Predictive Analytics 101: How to Extract More Value from Data
Predictive analytics is a subsection of analytics that can offer significant performance benefits to those who are willing to adopt and leverage this toolbox of techniques.
Below, we’ll cover the basics of predictive analytics, including what the term means, how predictive analytics work, and how they can benefit businesses.
Predictive analytics 101
To better understand what predictive analytics are and how they can benefit the modern digital enterprise, let’s look at some of the most commonly asked questions about predictive analytics:
What are predictive analytics?
Predictive analytics examines historical data to predict present and future activity.
Analytics by itself simply refers to the use of statistical methods and computers to analyze data to identify patterns and gain insights.
Both types of analytics are widely used in a business context and can help to:
- Inform decision-making
- Offer insight into business efficiency, business processes, and business performance
- Identify problems, opportunities, and errors
- Communicate key ideas and concepts
Both analytics and predictive analytics gained prominence in recent years, due to the ongoing evolution of digital technology – the more powerful our computing technology becomes, the more effectively we can use data to gain insights.
How do predictive analytics work?
Predictive analytics uses large data sets, powerful computing technology, and data-driven techniques to forecast future trends.
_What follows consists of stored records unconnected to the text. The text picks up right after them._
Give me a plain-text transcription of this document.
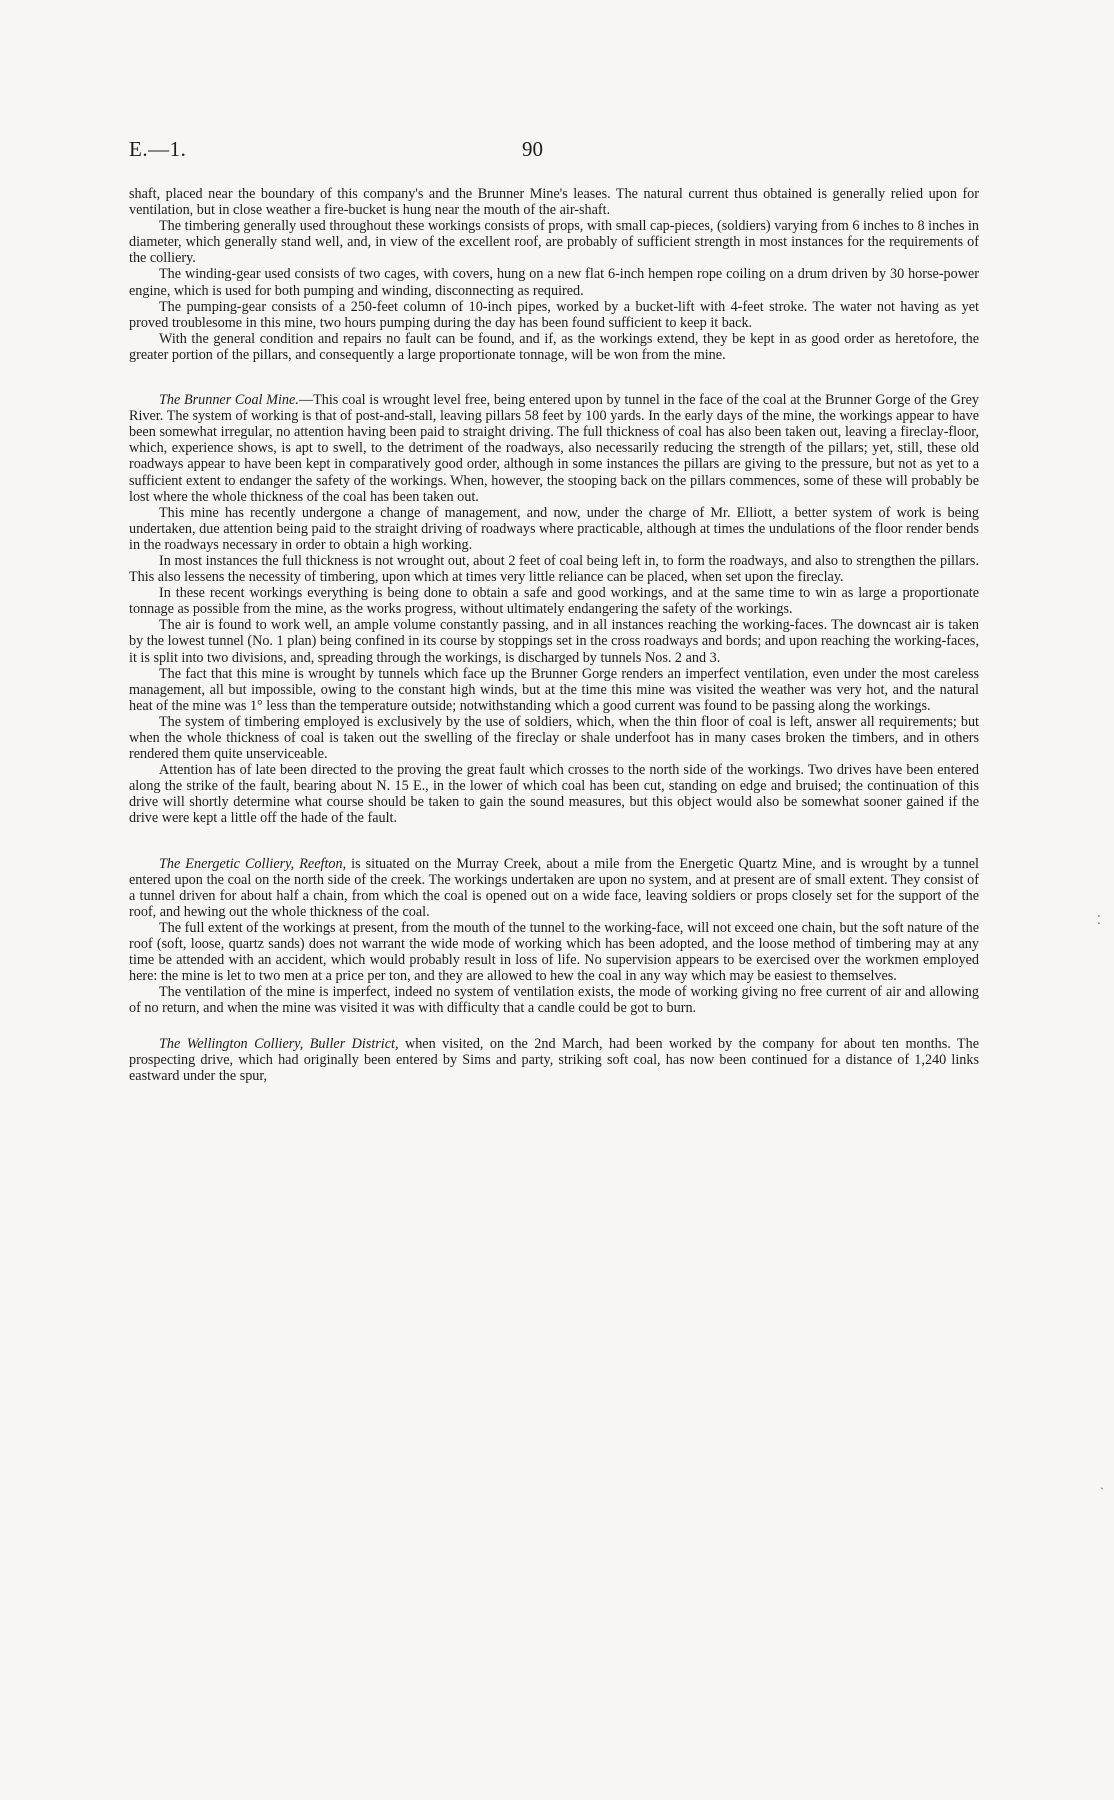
E.—1.	90

shaft, placed near the boundary of this company's and the Brunner Mine's leases. The natural current thus obtained is generally relied upon for ventilation, but in close weather a fire-bucket is hung near the mouth of the air-shaft.

The timbering generally used throughout these workings consists of props, with small cap-pieces, (soldiers) varying from 6 inches to 8 inches in diameter, which generally stand well, and, in view of the excellent roof, are probably of sufficient strength in most instances for the requirements of the colliery.

The winding-gear used consists of two cages, with covers, hung on a new flat 6-inch hempen rope coiling on a drum driven by 30 horse-power engine, which is used for both pumping and winding, disconnecting as required.

The pumping-gear consists of a 250-feet column of 10-inch pipes, worked by a bucket-lift with 4-feet stroke. The water not having as yet proved troublesome in this mine, two hours pumping during the day has been found sufficient to keep it back.

With the general condition and repairs no fault can be found, and if, as the workings extend, they be kept in as good order as heretofore, the greater portion of the pillars, and consequently a large proportionate tonnage, will be won from the mine.

The Brunner Coal Mine.—This coal is wrought level free, being entered upon by tunnel in the face of the coal at the Brunner Gorge of the Grey River. The system of working is that of post-and-stall, leaving pillars 58 feet by 100 yards. In the early days of the mine, the workings appear to have been somewhat irregular, no attention having been paid to straight driving. The full thickness of coal has also been taken out, leaving a fireclay-floor, which, experience shows, is apt to swell, to the detriment of the roadways, also necessarily reducing the strength of the pillars; yet, still, these old roadways appear to have been kept in comparatively good order, although in some instances the pillars are giving to the pressure, but not as yet to a sufficient extent to endanger the safety of the workings. When, however, the stooping back on the pillars commences, some of these will probably be lost where the whole thickness of the coal has been taken out.

This mine has recently undergone a change of management, and now, under the charge of Mr. Elliott, a better system of work is being undertaken, due attention being paid to the straight driving of roadways where practicable, although at times the undulations of the floor render bends in the roadways necessary in order to obtain a high working.

In most instances the full thickness is not wrought out, about 2 feet of coal being left in, to form the roadways, and also to strengthen the pillars. This also lessens the necessity of timbering, upon which at times very little reliance can be placed, when set upon the fireclay.

In these recent workings everything is being done to obtain a safe and good workings, and at the same time to win as large a proportionate tonnage as possible from the mine, as the works progress, without ultimately endangering the safety of the workings.

The air is found to work well, an ample volume constantly passing, and in all instances reaching the working-faces. The downcast air is taken by the lowest tunnel (No. 1 plan) being confined in its course by stoppings set in the cross roadways and bords; and upon reaching the working-faces, it is split into two divisions, and, spreading through the workings, is discharged by tunnels Nos. 2 and 3.

The fact that this mine is wrought by tunnels which face up the Brunner Gorge renders an imperfect ventilation, even under the most careless management, all but impossible, owing to the constant high winds, but at the time this mine was visited the weather was very hot, and the natural heat of the mine was 1° less than the temperature outside; notwithstanding which a good current was found to be passing along the workings.

The system of timbering employed is exclusively by the use of soldiers, which, when the thin floor of coal is left, answer all requirements; but when the whole thickness of coal is taken out the swelling of the fireclay or shale underfoot has in many cases broken the timbers, and in others rendered them quite unserviceable.

Attention has of late been directed to the proving the great fault which crosses to the north side of the workings. Two drives have been entered along the strike of the fault, bearing about N. 15 E., in the lower of which coal has been cut, standing on edge and bruised; the continuation of this drive will shortly determine what course should be taken to gain the sound measures, but this object would also be somewhat sooner gained if the drive were kept a little off the hade of the fault.

The Energetic Colliery, Reefton, is situated on the Murray Creek, about a mile from the Energetic Quartz Mine, and is wrought by a tunnel entered upon the coal on the north side of the creek. The workings undertaken are upon no system, and at present are of small extent. They consist of a tunnel driven for about half a chain, from which the coal is opened out on a wide face, leaving soldiers or props closely set for the support of the roof, and hewing out the whole thickness of the coal.

The full extent of the workings at present, from the mouth of the tunnel to the working-face, will not exceed one chain, but the soft nature of the roof (soft, loose, quartz sands) does not warrant the wide mode of working which has been adopted, and the loose method of timbering may at any time be attended with an accident, which would probably result in loss of life. No supervision appears to be exercised over the workmen employed here: the mine is let to two men at a price per ton, and they are allowed to hew the coal in any way which may be easiest to themselves.

The ventilation of the mine is imperfect, indeed no system of ventilation exists, the mode of working giving no free current of air and allowing of no return, and when the mine was visited it was with difficulty that a candle could be got to burn.

The Wellington Colliery, Buller District, when visited, on the 2nd March, had been worked by the company for about ten months. The prospecting drive, which had originally been entered by Sims and party, striking soft coal, has now been continued for a distance of 1,240 links eastward under the spur,

⁚
ˋ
In a nutshell, here is a step-by-step process of how predictive analytics are used in businesses:
- Large historical data sets are collected or compiled
- That data is analyzed using certain statistical methods, such as regression models
- Those analyses are then used to generate predictions around possible future events
- These future forecasts can then be used to inform decision-making, improve business processes, reduce waste, and more
The final step would be to review the actual impact that predictive analytics have on the process in question. As we’ll see later, quantifying the ROI of predictive analytics may not always be easy, but it is necessary to understand the bottom-line value of this technique.
What are some examples of predictive analytics in business?
Predictions can be used both in a business’s back-end as well as in customer-facing processes and products.
Here are a few examples of predictive analytics that we see in our everyday lives:
- Social media feeds, such as on Instagram or Facebook, use predictive analytics to maximize user engagement
- Google’s predictive metrics can help marketers make predictions around revenue, purchase probability, and churn probability
- Amazon uses recommendation engines, which leverage predictive analytics, to improve product recommendations throughout its website
Predictive analytics can also be used internally within the business to improve performance and processes.
- Real-time data collection in change management can be used to assess employee sentiment, understand employee behavior, reduce inefficiencies, boost employee productivity, and lower resistance to change, among other things
- Predictive models can be used to offer supply chain insights, which can then offer more real-time insights, better crisis preparedness, improved resilience, and more
- Historical data about employees can help HR and recruitment professionals make better hiring decisions
These are just a few of the countless ways that predictive analytics can be applied in a business setting. The real limitations come not from the business process in question, but from the availability of data and technology – as well as one’s own imagination.
How does predictive analytics differ from artificial intelligence (AI)?
Artificial intelligence (AI) is an umbrella term that refers to a set of computing methods and techniques.
Today, AI typically refers to machine learning or deep learning. Both of these techniques are dubbed “artificial intelligence” because computers discern patterns from data without human oversight.
AI, for instance, is frequently used for pattern recognition tasks, such as:
- Voice recognition
- Image recognition
- Semantic analysis
In short, AI analyzes data and “learns” from that data on its own. But predictive analytics, as we saw earlier, refers to data-driven techniques aimed at predicting the future.
They are not mutually exclusive, however.
In fact, many technology leaders such as IBM use AI to improve their predictive analytics. Deep learning is seeing increased use in predictive analytics. However, to be effective, deep learning algorithms require massive data sets that are often out of the reach of many organizations.
What is the ROI of predictive analytics?
The ROI of predictive analytics will vary a great deal depending on the circumstances and the application.
In some cases, there are so many other factors at play that it can be difficult to gauge the actual impact of a predictive analytics effort.
For example, a change manager may choose to use predictive analytics to assist with the assignment of change teams. Since there are so many factors that impact the outcomes of a change management program, it may take some effort to discern the final ROI of such an investment.
Other cases, however, are more clear-cut.
A company that invests in a product recommendation engine for their website can simply compare the before and after. In this case, it would be much easier to measure the bottom-line impact that the analytics would have on buyer behavior, shopping cart metrics, and so on.